TOM WITHERS, AP Sports Writer

CLEVELAND (AP) – Johnny Manziel has been slapped on the finger.

The NFL fined the Browns rookie quarterback $12,000 on Friday for flipping his middle finger at Washington's sideline, a person familiar with the penalty told The Associated Press. The person spoke on condition of anonymity because the ruling has not been made public.

Manziel said he was reacting to incessant taunting by the Redskins during Monday night's nationally televised game when he made the gesture while running back to Cleveland's huddle.

"I had words exchanged with me throughout the entirety of the game, every game, week after week," Manziel said. "I should have been smarter. It was a Monday Night Football game and the cameras were probably solidly on me, and I need to be smarter about that."

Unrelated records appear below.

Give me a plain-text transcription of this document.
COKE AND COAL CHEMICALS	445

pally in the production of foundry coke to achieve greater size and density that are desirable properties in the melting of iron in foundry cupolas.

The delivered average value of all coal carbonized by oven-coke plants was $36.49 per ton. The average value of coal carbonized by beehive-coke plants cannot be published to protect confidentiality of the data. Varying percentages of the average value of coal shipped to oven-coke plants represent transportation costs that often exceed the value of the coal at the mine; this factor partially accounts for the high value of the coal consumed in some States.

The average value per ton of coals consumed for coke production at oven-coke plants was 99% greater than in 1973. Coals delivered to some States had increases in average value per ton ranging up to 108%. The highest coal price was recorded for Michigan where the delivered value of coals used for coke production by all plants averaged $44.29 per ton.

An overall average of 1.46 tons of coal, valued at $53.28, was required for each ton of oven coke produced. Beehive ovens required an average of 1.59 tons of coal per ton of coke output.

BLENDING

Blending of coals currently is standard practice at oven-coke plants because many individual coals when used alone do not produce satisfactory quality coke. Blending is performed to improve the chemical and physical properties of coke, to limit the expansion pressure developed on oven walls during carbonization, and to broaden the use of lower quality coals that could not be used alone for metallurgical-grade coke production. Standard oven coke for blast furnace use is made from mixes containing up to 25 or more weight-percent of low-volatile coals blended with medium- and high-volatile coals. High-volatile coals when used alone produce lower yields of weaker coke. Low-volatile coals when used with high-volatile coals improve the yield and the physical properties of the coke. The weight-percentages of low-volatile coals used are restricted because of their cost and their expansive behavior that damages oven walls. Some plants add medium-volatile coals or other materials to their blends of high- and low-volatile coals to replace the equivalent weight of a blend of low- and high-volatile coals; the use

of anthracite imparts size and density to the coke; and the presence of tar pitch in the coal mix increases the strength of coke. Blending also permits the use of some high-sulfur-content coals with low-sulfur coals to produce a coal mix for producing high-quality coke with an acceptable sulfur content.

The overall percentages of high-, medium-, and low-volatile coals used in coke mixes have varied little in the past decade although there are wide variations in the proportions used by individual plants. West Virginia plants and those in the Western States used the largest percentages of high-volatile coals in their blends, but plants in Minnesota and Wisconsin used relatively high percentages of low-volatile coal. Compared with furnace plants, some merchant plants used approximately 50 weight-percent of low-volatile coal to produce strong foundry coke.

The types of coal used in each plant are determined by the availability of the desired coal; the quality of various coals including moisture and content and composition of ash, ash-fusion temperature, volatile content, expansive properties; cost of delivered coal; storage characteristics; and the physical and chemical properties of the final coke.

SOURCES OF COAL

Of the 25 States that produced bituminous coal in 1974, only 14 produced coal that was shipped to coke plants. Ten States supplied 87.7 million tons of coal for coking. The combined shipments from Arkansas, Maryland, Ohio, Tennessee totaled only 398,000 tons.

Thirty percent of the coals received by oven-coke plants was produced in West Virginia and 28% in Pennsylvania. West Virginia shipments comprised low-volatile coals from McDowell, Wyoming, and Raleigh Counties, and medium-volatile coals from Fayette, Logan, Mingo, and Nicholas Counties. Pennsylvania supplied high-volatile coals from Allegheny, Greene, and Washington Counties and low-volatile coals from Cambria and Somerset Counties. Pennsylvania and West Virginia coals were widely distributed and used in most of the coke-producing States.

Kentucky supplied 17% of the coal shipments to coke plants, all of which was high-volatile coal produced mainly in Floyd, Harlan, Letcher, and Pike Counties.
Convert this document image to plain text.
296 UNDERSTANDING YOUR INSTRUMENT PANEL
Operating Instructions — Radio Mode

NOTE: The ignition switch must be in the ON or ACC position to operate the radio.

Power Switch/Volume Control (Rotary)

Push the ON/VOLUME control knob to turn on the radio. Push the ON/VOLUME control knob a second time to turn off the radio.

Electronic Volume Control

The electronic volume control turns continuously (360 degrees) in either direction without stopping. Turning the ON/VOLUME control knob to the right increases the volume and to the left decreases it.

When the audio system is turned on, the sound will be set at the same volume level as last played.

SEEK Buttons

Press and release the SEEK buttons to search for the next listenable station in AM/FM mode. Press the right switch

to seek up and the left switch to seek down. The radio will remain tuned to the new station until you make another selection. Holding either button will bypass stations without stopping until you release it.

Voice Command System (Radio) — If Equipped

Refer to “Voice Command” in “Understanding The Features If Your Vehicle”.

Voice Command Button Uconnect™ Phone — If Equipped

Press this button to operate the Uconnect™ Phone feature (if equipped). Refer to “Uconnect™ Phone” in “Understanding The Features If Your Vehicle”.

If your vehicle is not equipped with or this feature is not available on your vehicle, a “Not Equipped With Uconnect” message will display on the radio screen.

Manziel has never shied away from other gestures on the field, notably the finger-rubbing "money" sign he made famous while playing at Texas A&M, where in 2012 he became the first freshman to win college football's Heisman Trophy.

Manziel expects the trash talk to keep heading his way.

"Since my name has grown bigger and people have known who I am, it just continues to go on as the games continue to go on," he said following Cleveland's 24-23 loss to the Redskins. "I don't know if there is a single level of severity each game, but I know it's there and it's present every game. I just need to let it slide off my back and go to the next play.

"I feel like I did a good job of holding my composure throughout the night and you have a lapse of judgment and slip up."

His finger flipping didn't help his chances of winning Cleveland's starting job, which went to veteran Brian Hoyer.

Browns coach Mike Pettine felt Manziel should have known better than to react to Washington's insults. He wants his high-profile rookie – and Cleveland's other players – to make mature decisions on and off the field. Pettine said the 21-year-old's behavior factored into the team's decision in naming a starter.

"We talk about 'Play like a Brown.' We want our guys to act like a Brown," Pettine said. "We want to be a first-class organization. We have hundreds, thousands of kids come to our training camp practices, and look up to our players. That type of behavior is unacceptable. It's something that's part of football that you have to maintain your poise and your composure, especially at that position, and he should know better than anyone that all eyes are on him."